Cependant, le retour de Zainab dans sa famille ne mettra pas fin à ses souffrances, comme l’avait espéré son mari. Les effets de la période de détention forcée sur elle sont loin d’être oubliés. L’horreur des scènes de meurtre et de torture qu’elle a vécues pendant deux semaines a été un cauchemar dont elle ne peut toujours pas se réveiller.
 
Le magazine Shar n’a pas pu prendre son témoignage et savoir ce qui lui est arrivé pendant la période de détention, car Zainab n’a pas pu regarder l’appareil photo pendant que nous prenions des photos. « Elle ne peut plus parler aux hommes », a déclaré son mari.
 
Zainab vit aujourd’hui avec sa famille dans l’école de Umm Hajariya, située à l’ouest du quartier d’Al-Nashwa à Heseke.

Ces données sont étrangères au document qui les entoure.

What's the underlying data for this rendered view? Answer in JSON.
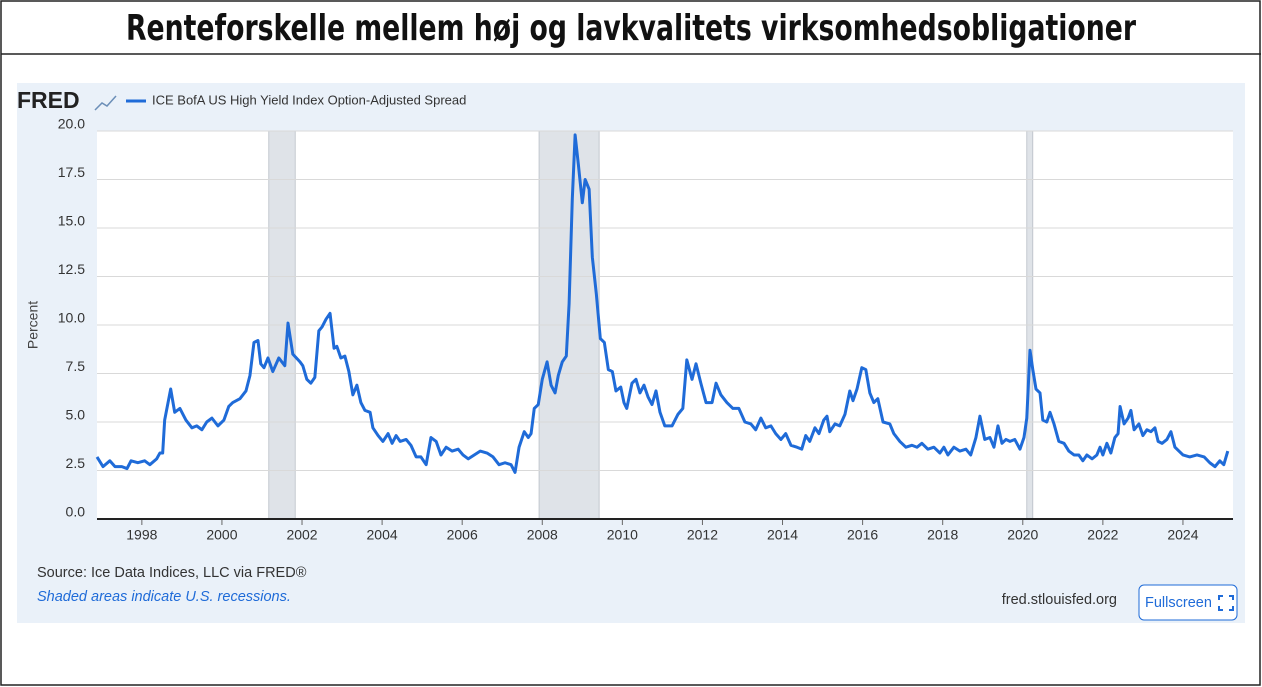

Ils vivent dans une seule pièce, avec deux autres familles, dans des conditions difficiles.
 
Expliquant la situation de sa famille, Sheikho a ajouté : « Comment trois familles peuvent-elles vivre dans une seule pièce ? Ces enfants ne sont pas scolarisés. Tout s’est fait du jour au lendemain. »
 
Pour Juma, la douleur et les épreuves qu’il a vécues et qu’il a traversées avec sa famille, cela en vaudrait la peine si seulement il pouvait voir sa femme se remettre de sa souffrance psychologique et surmonter les horreurs qu’elle a vécues.